FN 2. During her first quarter of law school, Ballantyne attended classes from 9 a.m. to 2 p.m. on Monday and Tuesday, 10 a.m. to 4 p.m. on Wednesday, and 11 a.m. to 4 p.m. on Thursday and Friday.

FN 3. Section 1253.8 was enacted in 1975, effective January 1, 1976. (Stats. 1975, ch. 728, § 1, p. 1718.) Although Ballantyne first claimed unemployment benefits prior to the statute's effective date, Ballantyne's right to benefits after January 1, 1976, is also in issue.

FN 4. As one commentator has noted, the requirement of availability to a general labor market "does not mean that job vacancies must exist; the purpose of unemployment compensation is to compensate for the lack of appropriate job vacancies. It means only that the type of services which an individual is offering is generally performed in the geographical area in which he is offering them." (Freeman, Able to Work and Available for Work (1945) 55 Yale L.J. 123, 124.)

FN 5. In Sanchez we were careful to express no opinion as to whether a claimant might be "available for work" within the meaning of the statute, despite the fact that he either is not available for all suitable work which he has no good cause for refusing or is not available to a substantial field of employment. (See 20 Cal. 3d 55, 68, fn. 11.) As we explain, claimant Ballantyne presents neither case.

FN 6. At the same time, we note the board's decision in Precedent Benefit Decision P-B-313 (1976); the board is, of course, required to apply that precedent in accord with this opinion. (Unemp. Ins. Code, §§ 409, 409.1.)

FN 7. We note that, contrary to the director's suggestion, the Unemployment Insurance Code does not restrict eligibility for unemployment benefits to claimants with "full-time" employment histories, nor does the code require that a claimant remain available for "full-time" employment in order to receive benefits. Section 1253 merely provides,as we have seen, that an unemployed individual is eligible to receive unemployment compensation benefits if he is available for "work." (Unemp. Ins. Code, § 1253, subd. (c).) Benefit awards based upon earnings in part-time employment are ordinarily lower in amount than those based upon full-time employment (see id., §§ 1279-1280), and the Department of Human Resources Development has promulgated regulations governing the determination of benefits for claimants "working on a part-time or reduced earnings basis." (See Cal. Admin. Code, tit. 22, § 1326-1 et seq.)

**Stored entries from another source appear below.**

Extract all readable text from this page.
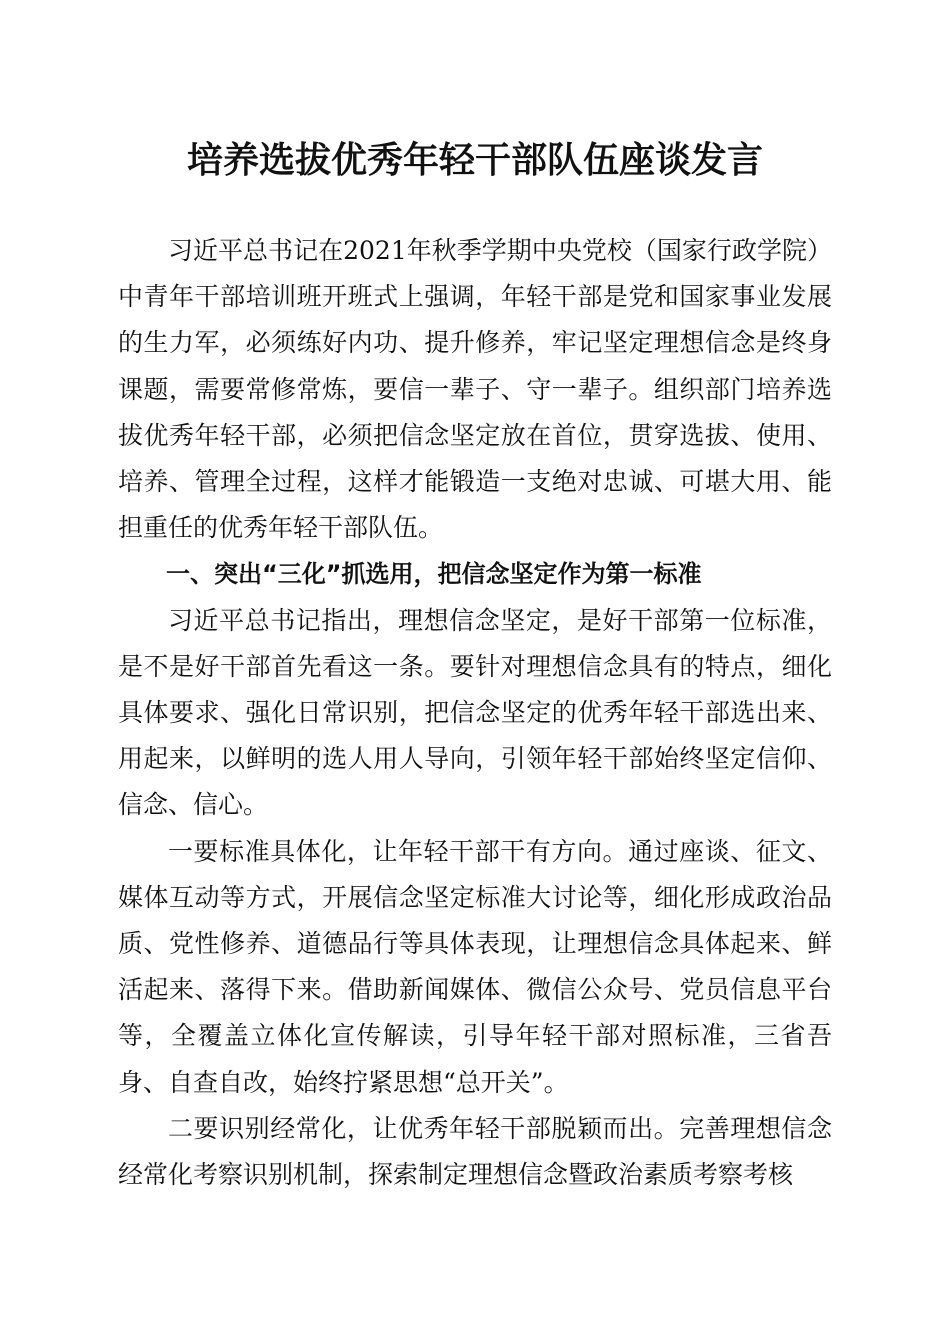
培养选拔优秀年轻干部队伍座谈发言

习近平总书记在2021年秋季学期中央党校（国家行政学院）中青年干部培训班开班式上强调，年轻干部是党和国家事业发展的生力军，必须练好内功、提升修养，牢记坚定理想信念是终身课题，需要常修常炼，要信一辈子、守一辈子。组织部门培养选拔优秀年轻干部，必须把信念坚定放在首位，贯穿选拔、使用、培养、管理全过程，这样才能锻造一支绝对忠诚、可堪大用、能担重任的优秀年轻干部队伍。

一、突出“三化”抓选用，把信念坚定作为第一标准

习近平总书记指出，理想信念坚定，是好干部第一位标准，是不是好干部首先看这一条。要针对理想信念具有的特点，细化具体要求、强化日常识别，把信念坚定的优秀年轻干部选出来、用起来，以鲜明的选人用人导向，引领年轻干部始终坚定信仰、信念、信心。

一要标准具体化，让年轻干部干有方向。通过座谈、征文、媒体互动等方式，开展信念坚定标准大讨论等，细化形成政治品质、党性修养、道德品行等具体表现，让理想信念具体起来、鲜活起来、落得下来。借助新闻媒体、微信公众号、党员信息平台等，全覆盖立体化宣传解读，引导年轻干部对照标准，三省吾身、自查自改，始终拧紧思想“总开关”。

二要识别经常化，让优秀年轻干部脱颖而出。完善理想信念经常化考察识别机制，探索制定理想信念暨政治素质考察考核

FN 8. As the present trial court stressed, "This case is not about an applicant for benefits, who is in fact a full-time student during regular school semesters who works between sessions leaving work to return to school. This case in not about an applicant who quit employment to return to school, whether full or part-time, and this case is not about an applicant who is in fact a full-time student seeking unemployment benefits. [Fn. omitted.] On the contrary, this is a case involving an applicant who has for a period of over 10 years been both a student and employee, has earned all the unemployment benefit credits claimed here as a part-time employee, and whose employment was terminated wholly without relationship to her school status." (Original italics.)

FN 9. Section 1256 of the Unemployment Insurance Code provides in part: "An individual is disqualified for unemployment compensation benefits if the director finds that he left his most recent work voluntarily without good cause or that he has been discharged for misconduct connected with his most recent work." Thus the court in Perales v. Department of Human Resources Dev. (1973) 32 Cal. App. 3d 332 [108 Cal. Rptr. 167] denied benefits to a student who quit work to attend school. The court held that "quitting a job to attend school, no matter how personally commendable the step may be, is [not] an imperative and compelling reason of such magnitude as to render the claimant eligible for unemployment benefits, at least in the absence of explicit legislative authority. If this were good cause within the meaning of section 1256, untold numbers of persons could quit their jobs to attend school while receiving unemployment compensation benefits. ... [W]e find nothing in the unemployment insurance law to sanction this objective." (32 Cal.App.3d at p. 337.) The board in the instant case properly distinguished Perales on the ground that the present claimant did not leave work voluntarily.